Specifically, amendment 61 states that the renewal of the Constitutional Court magistrates will be done "by a three-fifths majority", but if after three months there is no agreement, the magistrates will be elected "without the need for a minimum quorum", that is, by a simple majority, and not by the aforementioned qualified majority of three-fifths. It is about an approach that openly violates the Constitution, as we saw yesterday. The approach that the socialists and communists have made with this reform is not new: it is a copy of what Hugo Chávez, admired by Podemos, did in Venezuela to liquidate the separation of powers and establish a dictatorship socialist.

Hugo Chávez already used that trap in Venezuela in 2004 to control Justice

In June 2004, the NGO Human Rights Watch (HRW) warned of the threat to judicial independence in Venezuela through a report in which it stated: "Since the year In the past, President Chávez and his allies have been adopting measures to assume control of the judiciary, eroding the separation of powers and the independence of the judicial system, through means that violate the fundamental principles of Venezuelan Constitution and International Human Rights Law."

Specifically, HRW denounced the Organic Law of the Supreme Court of Justice (LOTSJ) approved by the leftist majority in the Venezuelan National Assembly in May of that year: "The new law to create the Supreme Court of supporters of the government increased the number of magistrates of 20 to 32, increasing two magistrates to each of the six chambers of the Court The new magistrates could be appointed by a simple majority in the National Assembly: a candidate who does not receive the support of a two-thirds majority in all three first ballots he can be appointed by a simple majority on the fourth ballot. In contrast to the new Law, the current 20 members of the Supreme Court were confirmed with a majority of at least two-thirds."

What HRW says can be verified by reading Article 8 of that law, which attributes to the National Assembly the appointment of the members of the Supreme Court by means of a qualified majority of two thirds, but then introduces a trap: if a favorable vote is not obtained during three plenary sessions , "a fourth plenary session will be convened, in which appointments will be made with the favorable vote of the simple majority of the members of the National Assembly."

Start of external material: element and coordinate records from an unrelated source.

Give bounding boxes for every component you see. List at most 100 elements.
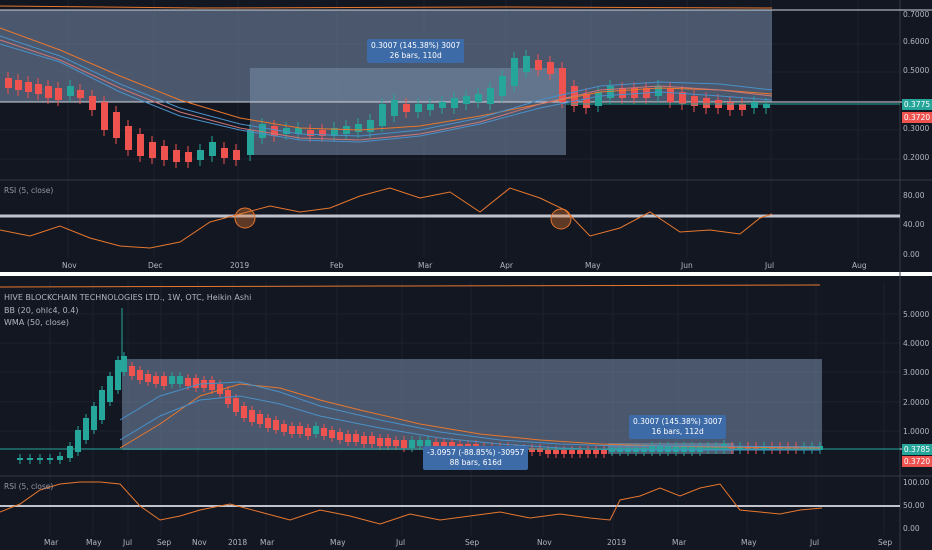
- candle-body: [145, 374, 151, 382]
- top-measure-line1: 0.3007 (145.38%) 3007: [371, 41, 461, 50]
- candle-body: [67, 446, 73, 458]
- bottom-x-tick: Mar: [260, 538, 275, 547]
- top-x-tick: 2019: [230, 261, 250, 270]
- candle-body: [47, 458, 53, 460]
- bottom-x-tick: 2019: [607, 538, 627, 547]
- bottom-y-tick: 2.0000: [903, 398, 930, 407]
- candle-body: [703, 98, 710, 108]
- candle-body: [273, 420, 279, 430]
- candle-body: [193, 378, 199, 388]
- bottom-y-tick: 3.0000: [903, 368, 930, 377]
- candle-body: [265, 418, 271, 428]
- bottom-bb-upper: [119, 381, 821, 448]
- top-bb-upper: [0, 35, 773, 137]
- candle-body: [601, 450, 607, 454]
- candle-body: [99, 390, 105, 420]
- top-y-tick: 0.7000: [903, 10, 930, 19]
- top-x-tick: Feb: [330, 261, 344, 270]
- candle-body: [113, 112, 120, 138]
- candle-body: [161, 146, 168, 160]
- top-x-tick: Mar: [418, 261, 433, 270]
- top-x-tick: Jun: [681, 261, 693, 270]
- candle-body: [271, 126, 278, 136]
- candle-body: [369, 436, 375, 444]
- candle-body: [475, 94, 482, 102]
- candle-body: [121, 356, 127, 372]
- candle-body: [305, 428, 311, 436]
- candle-body: [107, 376, 113, 402]
- candle-body: [729, 446, 735, 450]
- candle-body: [713, 446, 719, 450]
- bottom-bb-lower: [119, 395, 820, 451]
- candle-body: [487, 88, 494, 104]
- candle-body: [57, 456, 63, 460]
- candle-body: [499, 76, 506, 96]
- candle-body: [361, 436, 367, 444]
- candle-body: [427, 104, 434, 110]
- candle-body: [667, 88, 674, 102]
- candle-body: [753, 446, 759, 450]
- candle-body: [283, 128, 290, 134]
- bottom-x-tick: 2018: [228, 538, 248, 547]
- candle-body: [353, 434, 359, 442]
- top-y-tick: 0.2000: [903, 153, 930, 162]
- bottom-measure-a-line2: 16 bars, 112d: [651, 427, 704, 436]
- candle-body: [177, 376, 183, 384]
- rsi-highlight-circle: [234, 207, 256, 229]
- top-rsi-tick: 80.00: [903, 191, 925, 200]
- top-price-badge-red: 0.3720: [902, 112, 932, 123]
- bottom-atr-line: [0, 284, 821, 288]
- bottom-measure-tooltip-b: -3.0957 (-88.85%) -30957 88 bars, 616d: [423, 446, 529, 470]
- candle-body: [217, 384, 223, 394]
- bottom-y-tick: 1.0000: [903, 427, 930, 436]
- candle-body: [67, 86, 74, 96]
- top-wma-line: [0, 27, 773, 131]
- bottom-x-tick: May: [741, 538, 757, 547]
- candle-body: [463, 96, 470, 104]
- candle-body: [37, 458, 43, 460]
- candle-body: [233, 398, 239, 412]
- candle-body: [89, 96, 96, 110]
- candle-body: [583, 94, 590, 108]
- top-rsi-label: RSI (5, close): [4, 186, 54, 195]
- bottom-x-tick: Jul: [396, 538, 406, 547]
- bottom-x-tick: Mar: [44, 538, 59, 547]
- candle-body: [337, 432, 343, 440]
- top-x-tick: Nov: [62, 261, 77, 270]
- candle-body: [313, 426, 319, 434]
- top-x-tick: Aug: [852, 261, 867, 270]
- top-atr-line: [0, 5, 773, 9]
- top-x-tick: Dec: [148, 261, 163, 270]
- candle-body: [345, 434, 351, 442]
- candle-body: [221, 148, 228, 158]
- candle-body: [169, 376, 175, 384]
- candle-body: [415, 104, 422, 112]
- candle-body: [409, 440, 415, 448]
- top-y-tick: 0.6000: [903, 37, 930, 46]
- bottom-rsi-line: [0, 481, 823, 525]
- top-bb-basis: [0, 39, 773, 141]
- candle-body: [197, 150, 204, 160]
- candle-body: [761, 446, 767, 450]
- candle-body: [153, 376, 159, 384]
- bottom-rsi-tick: 50.00: [903, 501, 925, 510]
- candle-body: [425, 440, 431, 446]
- candle-body: [307, 130, 314, 136]
- bb-indicator-label: BB (20, ohlc4, 0.4): [4, 306, 79, 315]
- candle-body: [5, 78, 12, 88]
- candle-body: [259, 124, 266, 138]
- panel-divider: [0, 272, 932, 276]
- candle-body: [149, 142, 156, 158]
- candle-body: [209, 142, 216, 156]
- bottom-measure-b-line2: 88 bars, 616d: [449, 458, 502, 467]
- candle-body: [289, 426, 295, 434]
- candle-body: [17, 458, 23, 460]
- bottom-measure-a-line1: 0.3007 (145.38%) 3007: [633, 417, 723, 426]
- bottom-x-tick: Nov: [192, 538, 207, 547]
- top-bb-lower: [0, 43, 773, 143]
- candle-body: [439, 102, 446, 108]
- candle-body: [545, 450, 551, 454]
- bottom-measure-b-line1: -3.0957 (-88.85%) -30957: [427, 448, 525, 457]
- top-x-tick: May: [585, 261, 601, 270]
- candle-body: [535, 60, 542, 70]
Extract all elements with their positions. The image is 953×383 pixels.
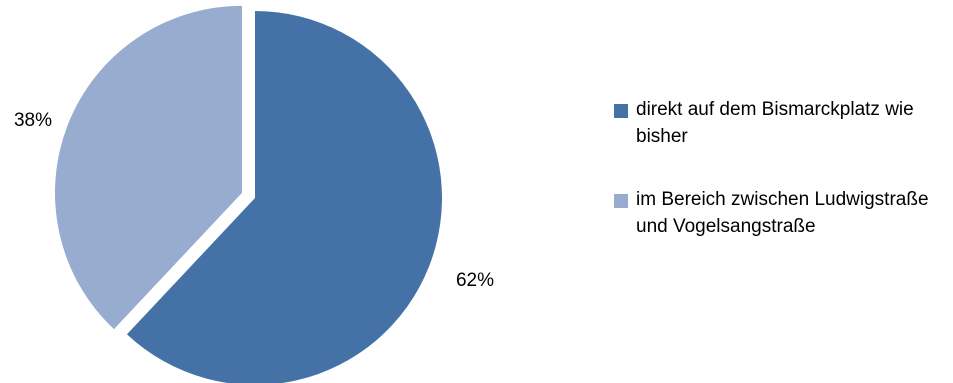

PSOE and Podemos already tried to implement this anti-democratic trap in 2020

The PSOE and Podemos already tried to introduce this trap in Spain in October 2020, but that reform was temporarily deactivated due to opposition protests and pressure from the European Commission, which without However, it has remained silent in the face of the reactivation of that blow to judicial independence in recent days. As happened in Venezuela, the system approved yesterday by the left in Spain submits the judiciary to government control, destroying one of the basic pillars of democracy, which is the separation of powers. The most alarming thing is that this can happen in a member country of the European Union and the Commission does not say anything.